The main difference between a geyser and a hot spring is fairly simple. Geysers shoot water high above the surface of the Earth. A normal hot spring, however, involves heated water below ground that rises through a crack in the surface. It does not shoot up but instead creates a kind of pool. The water in hot springs can reach hundreds of degrees Fahrenheit, but most are much cooler. In fact, people often enjoy visiting hot springs to soak in the warm water like a giant hot tub. Yellowstone National Park also boasts some normal hot springs.
It is possible that geysers exist elsewhere in our solar system, even on the moon. The moon does not have water, however, so the eruptions emit only vapor. Scientists have found them near the south pole of one of Saturn’s moons, Enceladus. They have also observed nitrogen eruptions on Triton, Neptune’s moon. And on Mars, carbon dioxide erupts on the southern polar ice cap.
Key Terms
Here is a list of the vocabulary words students will learn in this lesson plan:
- Geyser—a type of hot spring that forms only in special geological conditions
- Magma—liquid rock that exists beneath the Earth’s surface
- Fracture—a crack in the Earth’s surface that forms from stress
- Hot spring—a pool of water formed from water that heats below the ground and rises through a crack in the surface of the Earth
GEYSERS AND HOT SPRINGS LESSON PLAN WORKSHEETS
The Geysers and Hot Springs lesson plan includes three worksheets: an activity worksheet, a practice worksheet, and a homework assignment. Each one will help reinforce students comprehension and allow them to demonstrate what they learned in different ways. The guide on the classroom procedure outlines when to hand out each worksheet.
ACROSTIC POEM ACTIVITY
The activity worksheet requires students to create an acrostic poem using the letters from either geysers or hot springs. (You may have students work alone, with a partner, or in a group if you prefer.) Students must find a word or sentence that begins with the letters of the topic they choose. Whatever words or sentences they use must relate to the topic. Students can use the worksheet boxes to create a rough draft before transferring their acrostic poem to the paper you provide. They should also add color and images using drawings or pictures from other sources.
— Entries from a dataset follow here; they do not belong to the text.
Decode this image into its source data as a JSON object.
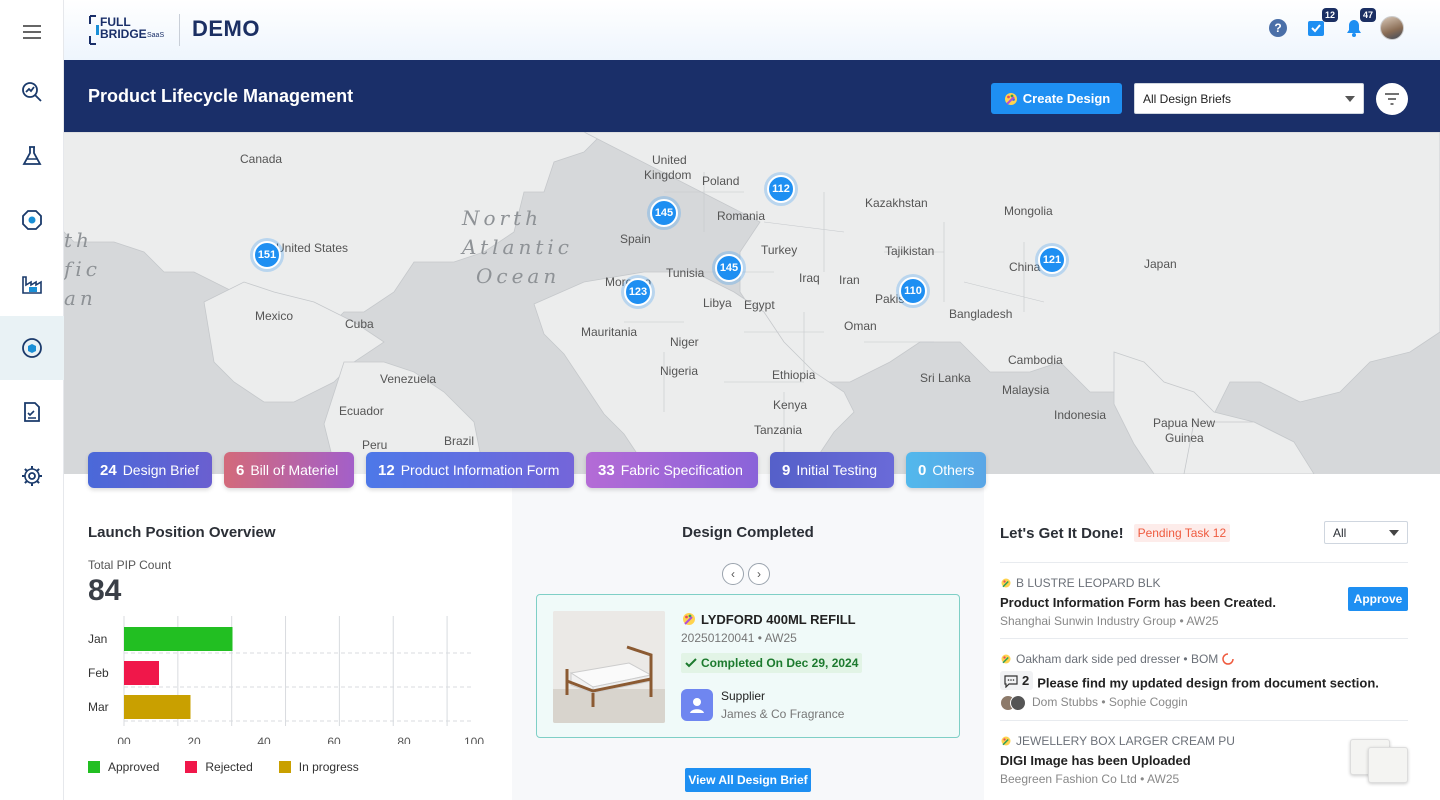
{
  "app": {
    "logo_text_1": "FULL",
    "logo_text_2": "BRIDGE",
    "logo_text_3": "SaaS",
    "brand": "DEMO"
  },
  "topbar": {
    "help_icon": "help-icon",
    "tasks_badge": "12",
    "notifications_badge": "47"
  },
  "sidebar": {
    "items": [
      {
        "name": "menu-icon"
      },
      {
        "name": "analytics-icon"
      },
      {
        "name": "lab-flask-icon"
      },
      {
        "name": "target-icon"
      },
      {
        "name": "factory-icon"
      },
      {
        "name": "product-lifecycle-icon",
        "active": true
      },
      {
        "name": "checklist-document-icon"
      },
      {
        "name": "settings-gear-icon"
      }
    ]
  },
  "header": {
    "title": "Product Lifecycle Management",
    "create_label": "Create Design",
    "brief_filter": "All Design Briefs"
  },
  "map": {
    "labels": [
      "Canada",
      "United",
      "Kingdom",
      "Poland",
      "Kazakhstan",
      "Mongolia",
      "Spain",
      "Romania",
      "Turkey",
      "Tajikistan",
      "United States",
      "Tunisia",
      "Iraq",
      "Iran",
      "China",
      "Japan",
      "Morocco",
      "Libya",
      "Egypt",
      "Pakistan",
      "Mexico",
      "Cuba",
      "Mauritania",
      "Oman",
      "Bangladesh",
      "Niger",
      "Cambodia",
      "Nigeria",
      "Ethiopia",
      "Sri Lanka",
      "Malaysia",
      "Venezuela",
      "Ecuador",
      "Kenya",
      "Indonesia",
      "Tanzania",
      "Papua New",
      "Guinea",
      "Peru",
      "Brazil"
    ],
    "ocean": [
      "North",
      "Atlantic",
      "Ocean"
    ],
    "ocean_west": [
      "th",
      "fic",
      "an"
    ],
    "clusters": [
      "112",
      "145",
      "151",
      "145",
      "121",
      "123",
      "110"
    ]
  },
  "chips": [
    {
      "count": "24",
      "label": "Design Brief",
      "color": "#4a69d9"
    },
    {
      "count": "6",
      "label": "Bill of Materiel",
      "color": "#c55b8c"
    },
    {
      "count": "12",
      "label": "Product Information Form",
      "color": "#5b6ee6"
    },
    {
      "count": "33",
      "label": "Fabric Specification",
      "color": "#9b63d6"
    },
    {
      "count": "9",
      "label": "Initial Testing",
      "color": "#5560c9"
    },
    {
      "count": "0",
      "label": "Others",
      "color": "#4fb6e8"
    }
  ],
  "launch": {
    "title": "Launch Position Overview",
    "pip_label": "Total PIP Count",
    "pip_count": "84",
    "legend": [
      "Approved",
      "Rejected",
      "In progress"
    ]
  },
  "chart_data": {
    "type": "bar",
    "orientation": "horizontal",
    "categories": [
      "Jan",
      "Feb",
      "Mar"
    ],
    "values": [
      31,
      10,
      19
    ],
    "colors": [
      "#22bf22",
      "#f0174a",
      "#c9a000"
    ],
    "xlim": [
      0,
      100
    ],
    "xticks": [
      "00",
      "20",
      "40",
      "60",
      "80",
      "100"
    ],
    "grid": true,
    "legend": [
      {
        "name": "Approved",
        "color": "#22bf22"
      },
      {
        "name": "Rejected",
        "color": "#f0174a"
      },
      {
        "name": "In progress",
        "color": "#c9a000"
      }
    ]
  },
  "design_completed": {
    "title": "Design Completed",
    "name": "LYDFORD 400ML REFILL",
    "code": "20250120041 • AW25",
    "status": "Completed On Dec 29, 2024",
    "supplier_label": "Supplier",
    "supplier": "James & Co Fragrance",
    "view_all": "View All Design Brief"
  },
  "tasks": {
    "title": "Let's Get It Done!",
    "pending_label": "Pending Task",
    "pending_count": "12",
    "filter": "All",
    "items": [
      {
        "sub": "B LUSTRE LEOPARD BLK",
        "main": "Product Information Form has been Created.",
        "meta": "Shanghai Sunwin Industry Group • AW25",
        "action": "Approve"
      },
      {
        "sub": "Oakham dark side ped dresser • BOM",
        "comments": "2",
        "main": "Please find my updated design from document section.",
        "meta": "Dom Stubbs • Sophie Coggin"
      },
      {
        "sub": "JEWELLERY BOX LARGER CREAM PU",
        "main": "DIGI Image has been Uploaded",
        "meta": "Beegreen Fashion Co Ltd • AW25"
      }
    ]
  }
}
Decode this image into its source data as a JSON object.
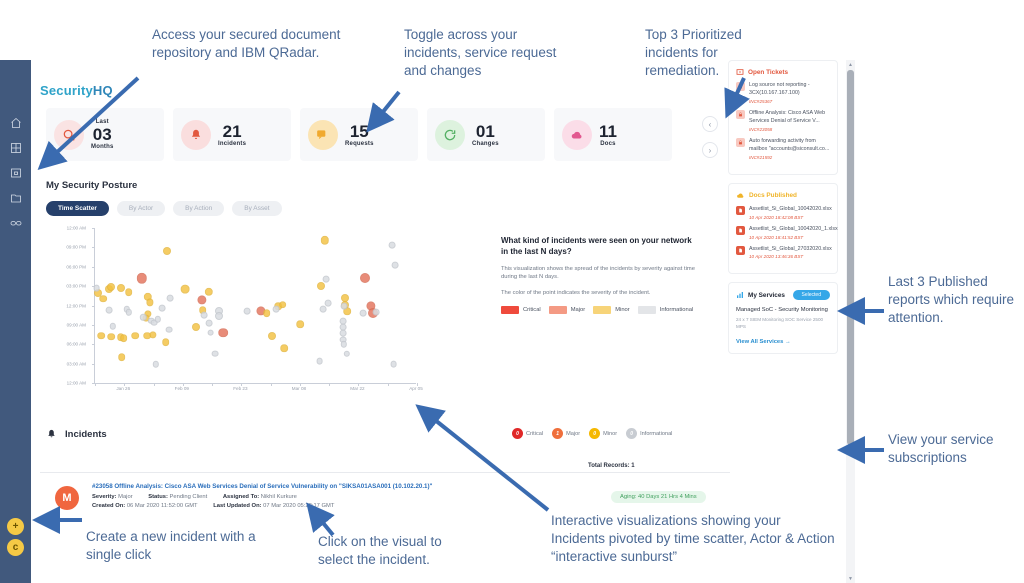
{
  "brand": {
    "part1": "Security",
    "part2": "HQ"
  },
  "sidebar": {
    "items": [
      {
        "name": "home-icon",
        "label": "Home"
      },
      {
        "name": "dashboard-icon",
        "label": "Dashboard"
      },
      {
        "name": "device-icon",
        "label": "Devices"
      },
      {
        "name": "folder-icon",
        "label": "Documents"
      },
      {
        "name": "link-icon",
        "label": "Integrations"
      }
    ],
    "fabs": [
      {
        "label": "+",
        "name": "create-incident-fab"
      },
      {
        "label": "c",
        "name": "chat-fab"
      }
    ]
  },
  "kpis": [
    {
      "top": "Last",
      "num": "03",
      "bot": "Months",
      "icon": "search-icon",
      "bubble": "#fae3e3",
      "color": "#e2583f"
    },
    {
      "top": "",
      "num": "21",
      "bot": "Incidents",
      "icon": "bell-icon",
      "bubble": "#fadede",
      "color": "#e2583f"
    },
    {
      "top": "",
      "num": "15",
      "bot": "Requests",
      "icon": "chat-icon",
      "bubble": "#fbe4b4",
      "color": "#f0a92e"
    },
    {
      "top": "",
      "num": "01",
      "bot": "Changes",
      "icon": "refresh-icon",
      "bubble": "#ddf2de",
      "color": "#53b063"
    },
    {
      "top": "",
      "num": "11",
      "bot": "Docs",
      "icon": "cloud-icon",
      "bubble": "#fbdde8",
      "color": "#e2588f"
    }
  ],
  "carousel": {
    "prev": "‹",
    "next": "›"
  },
  "posture": {
    "title": "My Security Posture",
    "tabs": [
      {
        "label": "Time Scatter",
        "selected": true
      },
      {
        "label": "By Actor",
        "selected": false
      },
      {
        "label": "By Action",
        "selected": false
      },
      {
        "label": "By Asset",
        "selected": false
      }
    ]
  },
  "chart_data": {
    "type": "scatter",
    "title": "What kind of incidents were seen on your network in the last N days?",
    "description1": "This visualization shows the spread of the incidents by severity against time during the last N days.",
    "description2": "The color of the point indicates the severity of the incident.",
    "xlabel": "",
    "ylabel": "",
    "x_ticks": [
      "Jan 26",
      "Feb 09",
      "Feb 23",
      "Mar 08",
      "Mar 22",
      "Apr 05"
    ],
    "y_ticks": [
      "12:00 AM",
      "09:00 PM",
      "06:00 PM",
      "03:00 PM",
      "12:00 PM",
      "09:00 AM",
      "06:00 AM",
      "03:00 AM",
      "12:00 AM"
    ],
    "grid": false,
    "legend_position": "right-panel",
    "legend": [
      {
        "label": "Critical",
        "color": "#ef4a3c"
      },
      {
        "label": "Major",
        "color": "#f49a84"
      },
      {
        "label": "Minor",
        "color": "#f7d479"
      },
      {
        "label": "Informational",
        "color": "#e3e5e8"
      }
    ],
    "series": [
      {
        "name": "Critical",
        "color": "#ef4a3c",
        "points": []
      },
      {
        "name": "Major",
        "color": "#e4745c",
        "points": [
          {
            "x": 14.5,
            "y": 67.5,
            "r": 4.2
          },
          {
            "x": 33.3,
            "y": 53.5,
            "r": 3.6
          },
          {
            "x": 40.0,
            "y": 32.5,
            "r": 3.8
          },
          {
            "x": 51.8,
            "y": 46.5,
            "r": 3.6
          },
          {
            "x": 84.0,
            "y": 68.0,
            "r": 4.0
          },
          {
            "x": 86.0,
            "y": 50.0,
            "r": 3.6
          },
          {
            "x": 86.5,
            "y": 45.0,
            "r": 4.0
          }
        ]
      },
      {
        "name": "Minor",
        "color": "#f3c242",
        "points": [
          {
            "x": 1.0,
            "y": 58.0,
            "r": 3.0
          },
          {
            "x": 2.5,
            "y": 54.5,
            "r": 2.8
          },
          {
            "x": 4.5,
            "y": 60.5,
            "r": 3.0
          },
          {
            "x": 2.0,
            "y": 30.5,
            "r": 2.8
          },
          {
            "x": 5.0,
            "y": 30.0,
            "r": 2.8
          },
          {
            "x": 8.0,
            "y": 29.5,
            "r": 2.8
          },
          {
            "x": 9.0,
            "y": 29.0,
            "r": 2.8
          },
          {
            "x": 8.3,
            "y": 16.5,
            "r": 2.8
          },
          {
            "x": 12.5,
            "y": 30.5,
            "r": 2.8
          },
          {
            "x": 5.0,
            "y": 62.0,
            "r": 3.0
          },
          {
            "x": 8.0,
            "y": 61.0,
            "r": 3.0
          },
          {
            "x": 10.5,
            "y": 58.5,
            "r": 2.8
          },
          {
            "x": 16.5,
            "y": 55.5,
            "r": 3.2
          },
          {
            "x": 17.0,
            "y": 52.0,
            "r": 2.6
          },
          {
            "x": 16.5,
            "y": 44.5,
            "r": 2.6
          },
          {
            "x": 16.0,
            "y": 42.0,
            "r": 2.4
          },
          {
            "x": 16.3,
            "y": 30.5,
            "r": 2.8
          },
          {
            "x": 18.0,
            "y": 31.0,
            "r": 2.6
          },
          {
            "x": 22.0,
            "y": 26.5,
            "r": 2.8
          },
          {
            "x": 22.5,
            "y": 85.0,
            "r": 3.0
          },
          {
            "x": 28.0,
            "y": 60.5,
            "r": 3.4
          },
          {
            "x": 35.5,
            "y": 59.0,
            "r": 3.2
          },
          {
            "x": 33.5,
            "y": 47.0,
            "r": 2.8
          },
          {
            "x": 31.5,
            "y": 36.0,
            "r": 3.0
          },
          {
            "x": 53.5,
            "y": 45.0,
            "r": 2.8
          },
          {
            "x": 57.0,
            "y": 49.5,
            "r": 2.8
          },
          {
            "x": 58.5,
            "y": 50.5,
            "r": 2.8
          },
          {
            "x": 55.0,
            "y": 30.5,
            "r": 3.0
          },
          {
            "x": 59.0,
            "y": 22.5,
            "r": 2.8
          },
          {
            "x": 64.0,
            "y": 38.0,
            "r": 2.8
          },
          {
            "x": 71.5,
            "y": 92.0,
            "r": 3.2
          },
          {
            "x": 70.5,
            "y": 62.5,
            "r": 3.0
          },
          {
            "x": 78.0,
            "y": 55.0,
            "r": 3.0
          },
          {
            "x": 78.0,
            "y": 50.5,
            "r": 3.0
          },
          {
            "x": 78.5,
            "y": 46.5,
            "r": 2.8
          }
        ]
      },
      {
        "name": "Informational",
        "color": "#d9dce1",
        "points": [
          {
            "x": 0.5,
            "y": 61.0,
            "r": 2.4
          },
          {
            "x": 4.5,
            "y": 47.0,
            "r": 2.4
          },
          {
            "x": 5.5,
            "y": 36.5,
            "r": 2.2
          },
          {
            "x": 10.0,
            "y": 47.5,
            "r": 2.2
          },
          {
            "x": 10.5,
            "y": 45.5,
            "r": 2.2
          },
          {
            "x": 15.0,
            "y": 42.5,
            "r": 2.2
          },
          {
            "x": 17.5,
            "y": 40.0,
            "r": 2.2
          },
          {
            "x": 18.5,
            "y": 39.0,
            "r": 2.4
          },
          {
            "x": 19.5,
            "y": 41.0,
            "r": 2.2
          },
          {
            "x": 19.0,
            "y": 12.0,
            "r": 2.2
          },
          {
            "x": 23.5,
            "y": 55.0,
            "r": 2.4
          },
          {
            "x": 23.0,
            "y": 34.5,
            "r": 2.4
          },
          {
            "x": 21.0,
            "y": 48.5,
            "r": 2.4
          },
          {
            "x": 34.0,
            "y": 44.0,
            "r": 2.4
          },
          {
            "x": 35.5,
            "y": 38.5,
            "r": 2.4
          },
          {
            "x": 36.0,
            "y": 32.5,
            "r": 2.4
          },
          {
            "x": 38.5,
            "y": 46.5,
            "r": 3.0
          },
          {
            "x": 38.5,
            "y": 43.5,
            "r": 3.0
          },
          {
            "x": 37.5,
            "y": 19.0,
            "r": 2.4
          },
          {
            "x": 47.5,
            "y": 46.5,
            "r": 2.4
          },
          {
            "x": 56.5,
            "y": 47.5,
            "r": 2.4
          },
          {
            "x": 70.0,
            "y": 14.0,
            "r": 2.4
          },
          {
            "x": 72.0,
            "y": 67.0,
            "r": 2.4
          },
          {
            "x": 72.5,
            "y": 51.5,
            "r": 2.4
          },
          {
            "x": 71.0,
            "y": 47.5,
            "r": 2.4
          },
          {
            "x": 77.5,
            "y": 49.5,
            "r": 2.4
          },
          {
            "x": 77.3,
            "y": 40.0,
            "r": 2.4
          },
          {
            "x": 77.3,
            "y": 36.0,
            "r": 2.4
          },
          {
            "x": 77.3,
            "y": 32.0,
            "r": 2.4
          },
          {
            "x": 77.3,
            "y": 28.0,
            "r": 2.4
          },
          {
            "x": 77.5,
            "y": 25.0,
            "r": 2.2
          },
          {
            "x": 78.5,
            "y": 19.0,
            "r": 2.2
          },
          {
            "x": 83.5,
            "y": 45.0,
            "r": 2.4
          },
          {
            "x": 87.5,
            "y": 45.5,
            "r": 2.4
          },
          {
            "x": 92.5,
            "y": 89.0,
            "r": 2.4
          },
          {
            "x": 93.5,
            "y": 76.0,
            "r": 2.4
          },
          {
            "x": 93.0,
            "y": 12.0,
            "r": 2.4
          }
        ]
      }
    ]
  },
  "incidents": {
    "title": "Incidents",
    "legend": [
      {
        "count": "0",
        "label": "Critical",
        "color": "#e02828"
      },
      {
        "count": "1",
        "label": "Major",
        "color": "#ef6f3c"
      },
      {
        "count": "0",
        "label": "Minor",
        "color": "#f5b800"
      },
      {
        "count": "0",
        "label": "Informational",
        "color": "#c8ccd2"
      }
    ],
    "total_records": "Total Records: 1",
    "row": {
      "avatar": "M",
      "title": "#23058 Offline Analysis: Cisco ASA Web Services Denial of Service Vulnerability on \"SIKSA01ASA001 (10.102.20.1)\"",
      "severity_label": "Severity:",
      "severity_value": "Major",
      "status_label": "Status:",
      "status_value": "Pending Client",
      "assigned_label": "Assigned To:",
      "assigned_value": "Nikhil Kurkure",
      "created_label": "Created On:",
      "created_value": "06 Mar 2020 11:52:00 GMT",
      "updated_label": "Last Updated On:",
      "updated_value": "07 Mar 2020 05:22:17 GMT",
      "aging": "Aging: 40 Days 21 Hrs 4 Mins"
    }
  },
  "right_panels": {
    "open_tickets": {
      "title": "Open Tickets",
      "items": [
        {
          "text": "Log source not reporting - 3CX(10.167.167.100)",
          "id": "INC#25367"
        },
        {
          "text": "Offline Analysis: Cisco ASA Web Services Denial of Service V...",
          "id": "INC#23058"
        },
        {
          "text": "Auto forwarding activity from mailbox \"accounts@siconsult.co...",
          "id": "INC#21592"
        }
      ]
    },
    "docs_published": {
      "title": "Docs Published",
      "items": [
        {
          "text": "Assetlist_Si_Global_10042020.xlsx",
          "date": "10 Apr 2020 18:42:08 BST"
        },
        {
          "text": "Assetlist_Si_Global_10042020_1.xlsx",
          "date": "10 Apr 2020 18:41:52 BST"
        },
        {
          "text": "Assetlist_Si_Global_27032020.xlsx",
          "date": "10 Apr 2020 13:46:36 BST"
        }
      ]
    },
    "my_services": {
      "title": "My Services",
      "badge": "Selected",
      "service_name": "Managed SoC - Security Monitoring",
      "service_desc": "24 x 7 SIEM Monitoring SOC Service 2500 MPS",
      "link": "View All Services  →"
    }
  },
  "annotations": [
    {
      "name": "annotation-document-repository",
      "text": "Access your secured document repository and IBM QRadar."
    },
    {
      "name": "annotation-toggle-incidents",
      "text": "Toggle across your incidents, service request and changes"
    },
    {
      "name": "annotation-top-incidents",
      "text": "Top 3 Prioritized incidents for remediation."
    },
    {
      "name": "annotation-published-reports",
      "text": "Last 3 Published reports which require attention."
    },
    {
      "name": "annotation-service-subscriptions",
      "text": "View your service subscriptions"
    },
    {
      "name": "annotation-create-incident",
      "text": "Create a new incident with a single click"
    },
    {
      "name": "annotation-click-visual",
      "text": "Click on the visual to select the incident."
    },
    {
      "name": "annotation-interactive-visualizations",
      "text": "Interactive visualizations showing your Incidents pivoted by time scatter, Actor & Action “interactive sunburst”"
    }
  ]
}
TRUE OR FALSE PRACTICE WORKSHEET
There are two sections of the practice worksheet. The first section requires students to answer 10 questions. The second section contains 10 statements. Students must read the statements and determine whether they are true (T) or false (F).
GEYSERS AND HOT SPRINGS HOMEWORK ASSIGNMENT
For the homework assignment, students will first fill in the blanks in 10 sentences. There are 10 words in the word bank from which they can choose. Students will only use each word one time. Next, they will describe how each of five words or numbers is significant as it relates to geysers and hot springs. Finally, using their own words, they will explain how a geyser and hot spring differ.
Worksheet Answer Keys
The final two pages of the lesson plan document are answer keys for the practice and homework pages. The correct answers are in red to make it easy to compare with students’ responses. For the most part, students’ answers should match these answer keys exactly. However, the final prompt on the homework page will have some variation. Ensure students’ responses are correct and roughly match the information on the answer key. If you choose to administer the lesson pages to your students via PDF, you will need to save a new file that omits these pages. Otherwise, you can simply print out the applicable pages and keep these as reference for yourself when grading assignments.